Ella sat on a log. Drank from her canteen. Looked at the gray water and the gray sky and told herself that two days was nothing. She had survived four days in the palace dungeon with no light and no company. She could survive two days in a swamp with a man who spoke in
sentence fragments.
She reached past her canteen to shift the weight in her pack, and her hand hit something in the outer pocket she hadn't looked at yet.
Not her pocket. His bag. He'd left it next to her while he scouted.
She almost didn't look. She genuinely almost didn't.
The corner of the paper was sticking out, and it had a stamp on it, a black circle with a line through it, which she recognized because it had appeared in exactly one context in every book she'd ever read about the Wizard Guild.
Formal expulsion.
She pulled it out.
It was a single page. Official heading. Dense official language in the middle. And at the bottom, in the space where the reason was always recorded
She read it.
Then she read it again.
The swamp was very quiet. The water moved past and didn't care. Ella sat with the paper in her hands and felt something shift in her chest that had nothing to do with the curse.

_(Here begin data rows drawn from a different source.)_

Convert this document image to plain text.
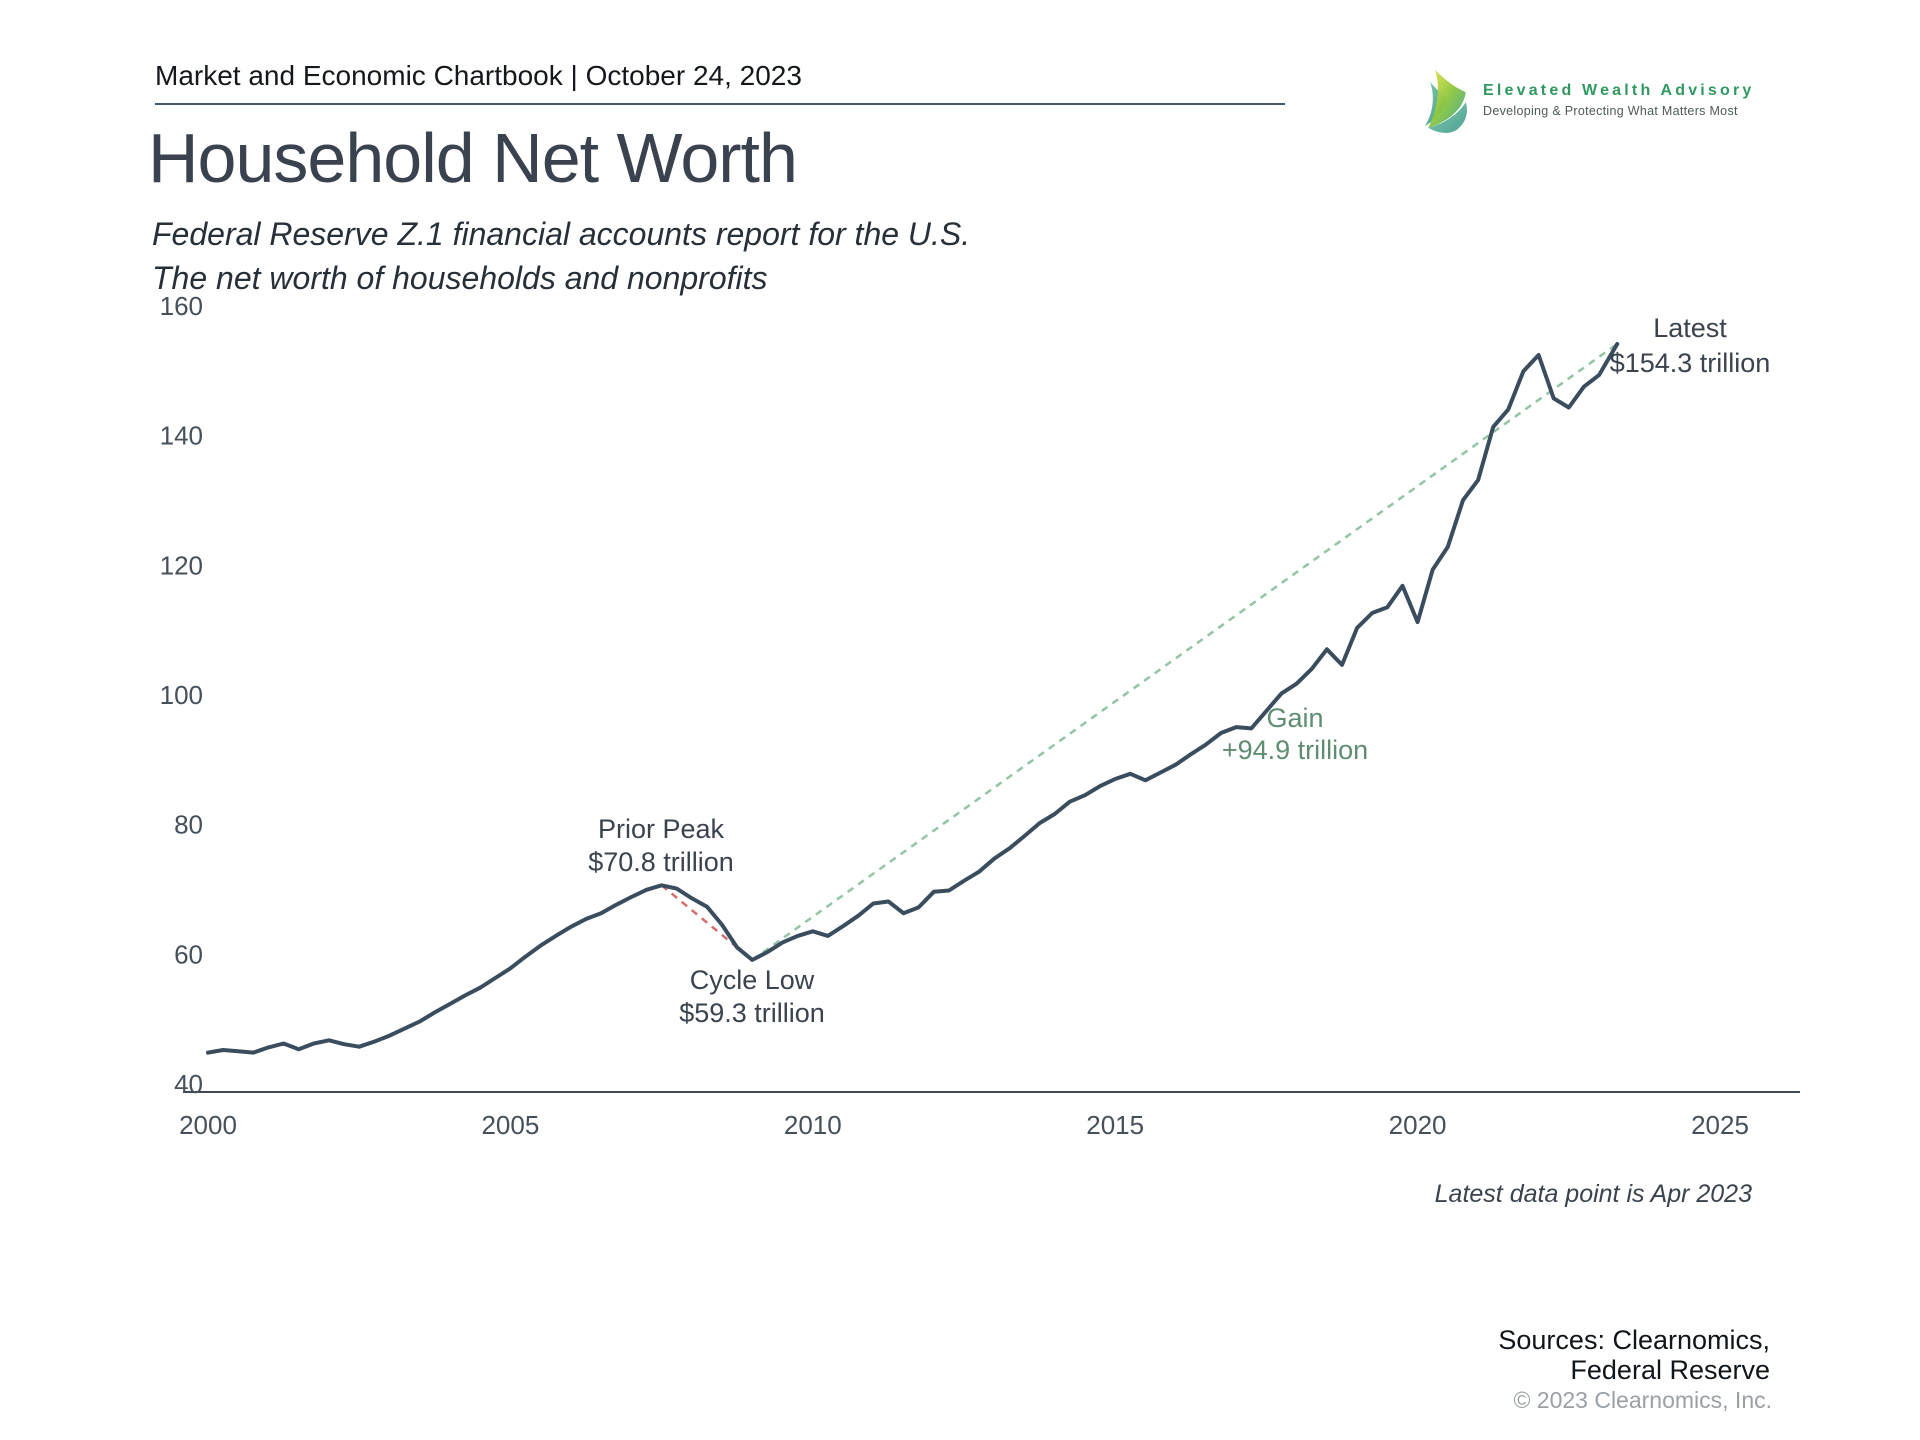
Market and Economic Chartbook | October 24, 2023	Elevated Wealth Advisory
Developing & Protecting What Matters Most
Household Net Worth
Federal Reserve Z.1 financial accounts report for the U.S.
The net worth of households and nonprofits
160
140
120
100
80
60
40
2000	2005	2010	2015	2020	2025
Prior Peak
$70.8 trillion
Cycle Low
$59.3 trillion
Gain
+94.9 trillion
Latest
$154.3 trillion
Latest data point is Apr 2023
Sources: Clearnomics,
Federal Reserve
© 2023 Clearnomics, Inc.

He had been expelled for using dark magic to save people the Guild had decided were not worth saving.
Not for violence. Not for power. Not for any of the reasons she had assumed when she'd seen the ink in his hands and the empty look in his eyes.
He had broken the rules because someone was dying, and he refused to let them.
They threw him out for it.
She folded the paper. Placed it back exactly where she'd found it. Her hands were shaking, and not from the curse.
When he came back, she looked at his face, the careful blankness of it, the controlled quiet, and thought:
They did to him what my father did to me.